Abstract

Marked distinctions in social status and political power underlie much of Fatiya's public life. The same is true to some extent of more private household and domestic contexts. These also are permeated by subtle power differentials pointing in the direction of increased inequality and social separation between the genders and the generations. There is nothing surprising in this. Public roles are a continuation of private roles, and there is a dialectical interplay between sacred acts and secular routines. In Fatiya, gender relations permeate domestic organization, and this in turn is the result of marriage strategies that facilitate access to the labor power of women. The social organization of production extends beyond the house-hold domain to embrace cooperative forms of work and labor contributions. The present chapter traces these complex relationships.
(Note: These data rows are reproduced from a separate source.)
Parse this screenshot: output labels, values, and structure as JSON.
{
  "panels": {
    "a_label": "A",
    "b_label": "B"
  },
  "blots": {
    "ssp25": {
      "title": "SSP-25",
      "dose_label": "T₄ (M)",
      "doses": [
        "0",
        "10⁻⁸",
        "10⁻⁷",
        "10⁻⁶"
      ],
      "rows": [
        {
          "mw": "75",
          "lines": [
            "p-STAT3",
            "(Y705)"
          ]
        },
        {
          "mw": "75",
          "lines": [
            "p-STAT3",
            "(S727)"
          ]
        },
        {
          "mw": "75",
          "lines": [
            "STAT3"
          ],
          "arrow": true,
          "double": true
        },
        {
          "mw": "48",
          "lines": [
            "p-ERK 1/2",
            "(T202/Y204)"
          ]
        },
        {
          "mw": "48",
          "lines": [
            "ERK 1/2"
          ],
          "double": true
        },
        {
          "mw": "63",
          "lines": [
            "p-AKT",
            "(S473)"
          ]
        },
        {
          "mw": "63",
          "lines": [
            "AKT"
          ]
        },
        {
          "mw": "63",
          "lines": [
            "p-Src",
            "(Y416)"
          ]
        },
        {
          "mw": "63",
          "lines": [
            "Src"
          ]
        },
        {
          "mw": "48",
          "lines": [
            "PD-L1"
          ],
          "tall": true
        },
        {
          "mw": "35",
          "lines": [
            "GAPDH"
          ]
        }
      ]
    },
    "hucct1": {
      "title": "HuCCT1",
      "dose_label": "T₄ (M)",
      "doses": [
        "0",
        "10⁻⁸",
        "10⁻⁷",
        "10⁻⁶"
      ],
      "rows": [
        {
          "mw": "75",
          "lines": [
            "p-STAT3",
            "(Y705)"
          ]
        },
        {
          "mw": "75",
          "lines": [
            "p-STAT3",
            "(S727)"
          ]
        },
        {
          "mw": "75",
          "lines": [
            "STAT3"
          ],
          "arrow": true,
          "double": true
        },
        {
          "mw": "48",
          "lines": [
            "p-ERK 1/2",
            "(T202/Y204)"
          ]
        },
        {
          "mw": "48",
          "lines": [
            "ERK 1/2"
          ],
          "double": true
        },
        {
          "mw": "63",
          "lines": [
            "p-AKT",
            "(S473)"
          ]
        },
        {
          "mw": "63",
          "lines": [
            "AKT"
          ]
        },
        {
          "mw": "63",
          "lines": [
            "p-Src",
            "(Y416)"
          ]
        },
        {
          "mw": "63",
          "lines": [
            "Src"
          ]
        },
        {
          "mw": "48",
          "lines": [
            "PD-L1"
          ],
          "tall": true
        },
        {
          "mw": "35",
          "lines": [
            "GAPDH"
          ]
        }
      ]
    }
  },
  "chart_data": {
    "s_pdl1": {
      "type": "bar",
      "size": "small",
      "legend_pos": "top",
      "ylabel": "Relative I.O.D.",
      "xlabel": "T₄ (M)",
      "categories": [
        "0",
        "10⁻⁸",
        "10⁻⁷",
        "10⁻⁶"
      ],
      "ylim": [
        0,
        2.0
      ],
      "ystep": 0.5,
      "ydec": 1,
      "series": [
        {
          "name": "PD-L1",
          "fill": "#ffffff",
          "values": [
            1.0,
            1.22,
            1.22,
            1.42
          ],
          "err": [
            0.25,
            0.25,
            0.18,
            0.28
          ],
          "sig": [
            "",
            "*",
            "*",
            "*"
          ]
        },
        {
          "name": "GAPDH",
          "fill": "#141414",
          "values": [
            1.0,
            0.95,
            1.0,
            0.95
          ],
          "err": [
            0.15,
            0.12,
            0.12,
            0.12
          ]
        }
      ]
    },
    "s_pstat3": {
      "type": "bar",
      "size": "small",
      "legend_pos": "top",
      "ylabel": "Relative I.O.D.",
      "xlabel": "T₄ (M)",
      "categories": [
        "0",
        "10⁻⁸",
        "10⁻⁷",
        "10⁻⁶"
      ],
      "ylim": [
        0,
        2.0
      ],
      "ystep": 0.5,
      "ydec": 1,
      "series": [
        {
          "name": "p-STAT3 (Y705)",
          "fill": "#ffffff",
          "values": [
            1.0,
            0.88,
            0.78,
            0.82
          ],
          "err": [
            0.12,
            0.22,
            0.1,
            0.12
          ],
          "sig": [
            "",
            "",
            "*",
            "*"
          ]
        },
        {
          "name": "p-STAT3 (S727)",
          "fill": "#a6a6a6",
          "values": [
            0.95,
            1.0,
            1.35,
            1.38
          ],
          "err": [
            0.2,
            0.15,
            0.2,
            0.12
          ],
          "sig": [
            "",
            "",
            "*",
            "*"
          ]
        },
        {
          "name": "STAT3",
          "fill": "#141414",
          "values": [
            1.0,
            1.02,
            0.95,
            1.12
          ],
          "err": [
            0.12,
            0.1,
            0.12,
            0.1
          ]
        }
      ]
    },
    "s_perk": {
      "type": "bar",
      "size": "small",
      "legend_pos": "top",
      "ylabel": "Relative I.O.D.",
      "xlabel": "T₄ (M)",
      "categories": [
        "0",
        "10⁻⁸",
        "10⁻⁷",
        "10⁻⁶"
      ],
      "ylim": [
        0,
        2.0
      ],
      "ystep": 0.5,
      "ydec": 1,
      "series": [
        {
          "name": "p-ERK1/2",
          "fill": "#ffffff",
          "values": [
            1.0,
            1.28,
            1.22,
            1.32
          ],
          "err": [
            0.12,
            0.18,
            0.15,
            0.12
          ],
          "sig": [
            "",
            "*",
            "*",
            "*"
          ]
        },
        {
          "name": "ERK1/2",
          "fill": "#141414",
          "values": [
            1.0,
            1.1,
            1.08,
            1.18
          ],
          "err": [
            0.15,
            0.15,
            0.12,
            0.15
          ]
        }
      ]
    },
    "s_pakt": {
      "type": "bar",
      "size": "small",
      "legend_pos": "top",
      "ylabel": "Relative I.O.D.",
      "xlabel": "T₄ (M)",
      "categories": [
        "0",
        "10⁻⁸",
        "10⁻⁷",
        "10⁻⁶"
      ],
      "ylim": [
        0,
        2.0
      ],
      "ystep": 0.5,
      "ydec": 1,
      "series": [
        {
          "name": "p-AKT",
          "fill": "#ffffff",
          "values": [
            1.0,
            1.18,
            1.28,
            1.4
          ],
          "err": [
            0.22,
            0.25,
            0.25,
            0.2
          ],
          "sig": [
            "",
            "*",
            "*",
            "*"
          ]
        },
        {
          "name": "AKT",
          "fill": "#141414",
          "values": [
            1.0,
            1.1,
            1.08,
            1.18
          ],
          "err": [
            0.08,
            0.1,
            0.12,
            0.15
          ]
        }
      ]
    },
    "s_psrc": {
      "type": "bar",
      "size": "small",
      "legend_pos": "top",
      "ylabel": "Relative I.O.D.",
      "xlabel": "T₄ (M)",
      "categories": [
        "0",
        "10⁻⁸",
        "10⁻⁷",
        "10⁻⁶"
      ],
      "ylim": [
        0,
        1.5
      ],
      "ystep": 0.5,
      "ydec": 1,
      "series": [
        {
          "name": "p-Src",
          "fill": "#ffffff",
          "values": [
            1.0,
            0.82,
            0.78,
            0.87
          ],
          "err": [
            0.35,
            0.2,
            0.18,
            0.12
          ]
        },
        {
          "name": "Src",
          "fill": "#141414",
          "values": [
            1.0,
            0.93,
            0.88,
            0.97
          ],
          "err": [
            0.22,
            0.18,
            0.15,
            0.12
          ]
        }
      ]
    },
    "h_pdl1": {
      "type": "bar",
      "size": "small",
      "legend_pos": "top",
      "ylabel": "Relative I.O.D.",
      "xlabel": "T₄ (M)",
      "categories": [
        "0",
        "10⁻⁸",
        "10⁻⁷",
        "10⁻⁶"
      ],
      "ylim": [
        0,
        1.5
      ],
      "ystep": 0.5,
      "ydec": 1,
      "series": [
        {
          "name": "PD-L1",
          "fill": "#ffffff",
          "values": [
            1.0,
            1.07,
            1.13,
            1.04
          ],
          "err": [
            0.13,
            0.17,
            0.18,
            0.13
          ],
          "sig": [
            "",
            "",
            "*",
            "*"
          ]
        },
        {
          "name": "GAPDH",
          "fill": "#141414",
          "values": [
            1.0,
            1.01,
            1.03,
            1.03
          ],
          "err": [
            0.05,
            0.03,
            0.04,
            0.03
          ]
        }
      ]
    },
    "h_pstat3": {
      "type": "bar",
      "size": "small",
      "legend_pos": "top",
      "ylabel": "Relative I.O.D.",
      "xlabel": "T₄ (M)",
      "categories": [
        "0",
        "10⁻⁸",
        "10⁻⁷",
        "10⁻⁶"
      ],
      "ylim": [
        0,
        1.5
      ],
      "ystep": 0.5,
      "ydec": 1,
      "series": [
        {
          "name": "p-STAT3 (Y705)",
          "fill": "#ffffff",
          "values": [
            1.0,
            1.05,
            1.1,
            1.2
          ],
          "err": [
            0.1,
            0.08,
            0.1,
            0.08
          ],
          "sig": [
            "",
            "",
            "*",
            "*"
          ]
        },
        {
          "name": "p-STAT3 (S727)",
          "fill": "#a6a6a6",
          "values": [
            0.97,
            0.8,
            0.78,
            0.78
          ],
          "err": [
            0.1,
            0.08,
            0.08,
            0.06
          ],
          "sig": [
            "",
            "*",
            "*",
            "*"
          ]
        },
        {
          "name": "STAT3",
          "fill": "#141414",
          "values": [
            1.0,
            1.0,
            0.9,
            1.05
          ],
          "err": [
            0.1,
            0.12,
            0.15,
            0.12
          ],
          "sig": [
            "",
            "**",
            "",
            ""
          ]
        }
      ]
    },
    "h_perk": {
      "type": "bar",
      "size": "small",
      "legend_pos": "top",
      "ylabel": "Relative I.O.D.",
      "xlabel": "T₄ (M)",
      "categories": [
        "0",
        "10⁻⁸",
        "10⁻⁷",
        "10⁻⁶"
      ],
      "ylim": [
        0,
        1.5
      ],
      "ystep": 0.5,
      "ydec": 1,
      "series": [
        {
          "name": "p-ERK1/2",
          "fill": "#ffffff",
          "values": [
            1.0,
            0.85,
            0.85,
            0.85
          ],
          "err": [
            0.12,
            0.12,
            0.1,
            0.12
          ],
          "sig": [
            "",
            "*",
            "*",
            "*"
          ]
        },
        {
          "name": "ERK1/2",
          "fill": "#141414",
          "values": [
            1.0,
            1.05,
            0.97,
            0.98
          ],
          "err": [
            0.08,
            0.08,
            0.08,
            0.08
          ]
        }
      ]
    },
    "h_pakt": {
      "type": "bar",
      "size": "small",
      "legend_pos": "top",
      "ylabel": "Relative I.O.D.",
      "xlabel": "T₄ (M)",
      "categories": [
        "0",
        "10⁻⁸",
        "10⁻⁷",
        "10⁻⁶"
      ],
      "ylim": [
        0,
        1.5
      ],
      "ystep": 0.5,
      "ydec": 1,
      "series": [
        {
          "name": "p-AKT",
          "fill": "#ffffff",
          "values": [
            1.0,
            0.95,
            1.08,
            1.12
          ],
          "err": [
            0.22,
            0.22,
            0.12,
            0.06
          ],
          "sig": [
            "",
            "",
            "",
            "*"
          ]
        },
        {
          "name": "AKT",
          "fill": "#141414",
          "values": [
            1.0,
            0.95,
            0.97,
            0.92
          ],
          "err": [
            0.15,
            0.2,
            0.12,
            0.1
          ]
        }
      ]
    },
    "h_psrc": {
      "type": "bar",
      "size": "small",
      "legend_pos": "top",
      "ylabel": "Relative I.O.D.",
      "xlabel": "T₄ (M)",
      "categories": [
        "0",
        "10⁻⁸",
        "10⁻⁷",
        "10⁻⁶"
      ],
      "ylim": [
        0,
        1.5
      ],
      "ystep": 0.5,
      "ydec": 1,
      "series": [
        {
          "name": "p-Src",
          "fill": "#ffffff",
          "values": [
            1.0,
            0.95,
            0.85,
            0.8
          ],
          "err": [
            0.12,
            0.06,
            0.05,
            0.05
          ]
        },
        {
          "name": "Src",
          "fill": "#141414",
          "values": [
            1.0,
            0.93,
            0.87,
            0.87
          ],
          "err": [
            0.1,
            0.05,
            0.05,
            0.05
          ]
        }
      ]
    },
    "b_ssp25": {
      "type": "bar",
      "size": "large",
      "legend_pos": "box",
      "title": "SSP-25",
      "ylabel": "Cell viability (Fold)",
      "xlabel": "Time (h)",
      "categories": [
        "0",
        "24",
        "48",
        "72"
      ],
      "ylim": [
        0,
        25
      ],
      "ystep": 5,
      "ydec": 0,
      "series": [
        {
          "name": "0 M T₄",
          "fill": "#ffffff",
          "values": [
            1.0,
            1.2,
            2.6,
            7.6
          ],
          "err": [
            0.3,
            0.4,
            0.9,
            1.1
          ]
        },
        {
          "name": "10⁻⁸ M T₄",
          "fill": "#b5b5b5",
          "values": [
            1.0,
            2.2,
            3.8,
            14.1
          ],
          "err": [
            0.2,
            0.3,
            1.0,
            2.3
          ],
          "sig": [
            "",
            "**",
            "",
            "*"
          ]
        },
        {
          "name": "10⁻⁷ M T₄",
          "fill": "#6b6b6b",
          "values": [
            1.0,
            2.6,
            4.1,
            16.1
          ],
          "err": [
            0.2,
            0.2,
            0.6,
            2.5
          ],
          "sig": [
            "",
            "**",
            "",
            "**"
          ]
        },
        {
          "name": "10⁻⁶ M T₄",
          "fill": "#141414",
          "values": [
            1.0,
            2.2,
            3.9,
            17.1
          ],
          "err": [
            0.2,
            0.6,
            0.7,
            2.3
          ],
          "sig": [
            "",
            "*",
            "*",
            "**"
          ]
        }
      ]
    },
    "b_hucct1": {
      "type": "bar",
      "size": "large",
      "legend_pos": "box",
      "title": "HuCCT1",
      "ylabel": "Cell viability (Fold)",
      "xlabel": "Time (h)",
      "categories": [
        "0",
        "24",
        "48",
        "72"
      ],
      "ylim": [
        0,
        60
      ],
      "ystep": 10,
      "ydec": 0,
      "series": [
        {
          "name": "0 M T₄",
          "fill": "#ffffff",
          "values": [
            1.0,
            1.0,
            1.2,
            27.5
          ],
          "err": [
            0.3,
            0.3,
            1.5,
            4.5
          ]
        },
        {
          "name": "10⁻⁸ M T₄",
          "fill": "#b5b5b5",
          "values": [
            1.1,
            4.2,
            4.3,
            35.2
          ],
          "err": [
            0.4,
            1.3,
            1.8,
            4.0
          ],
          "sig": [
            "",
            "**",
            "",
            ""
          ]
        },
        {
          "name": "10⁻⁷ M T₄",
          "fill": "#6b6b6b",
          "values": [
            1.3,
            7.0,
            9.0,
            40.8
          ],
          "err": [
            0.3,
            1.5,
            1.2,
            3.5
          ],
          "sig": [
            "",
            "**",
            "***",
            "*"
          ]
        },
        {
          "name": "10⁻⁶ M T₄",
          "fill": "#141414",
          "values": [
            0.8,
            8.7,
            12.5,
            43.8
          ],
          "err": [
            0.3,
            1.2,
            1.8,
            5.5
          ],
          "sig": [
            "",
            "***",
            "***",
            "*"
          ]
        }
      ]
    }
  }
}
It is an effort to explicate how changing ideologies of power, brought about by exposure to Manding ways, has led to a re-structuring of social relations of production. In the community of Fatiya, and indeed in the whole of the Kalunay, the social separation of cropping systems is the result of a pervasive ideology that makes clearcut distinctions between different categories of people and the roles they play. Constructing gender relations Basic processes of social separation lie at the center of gender relations. In Fatiya, institutionalized relations between men and women, and between the elder and younger generations within each gender, are generally modelled after Manding social organization. This is explicitly recognized by the actors themselves. But the knotty question still remains as to what precisely is a Manding model of gender relations, and how one is to grasp its essentially qualitative dimensions.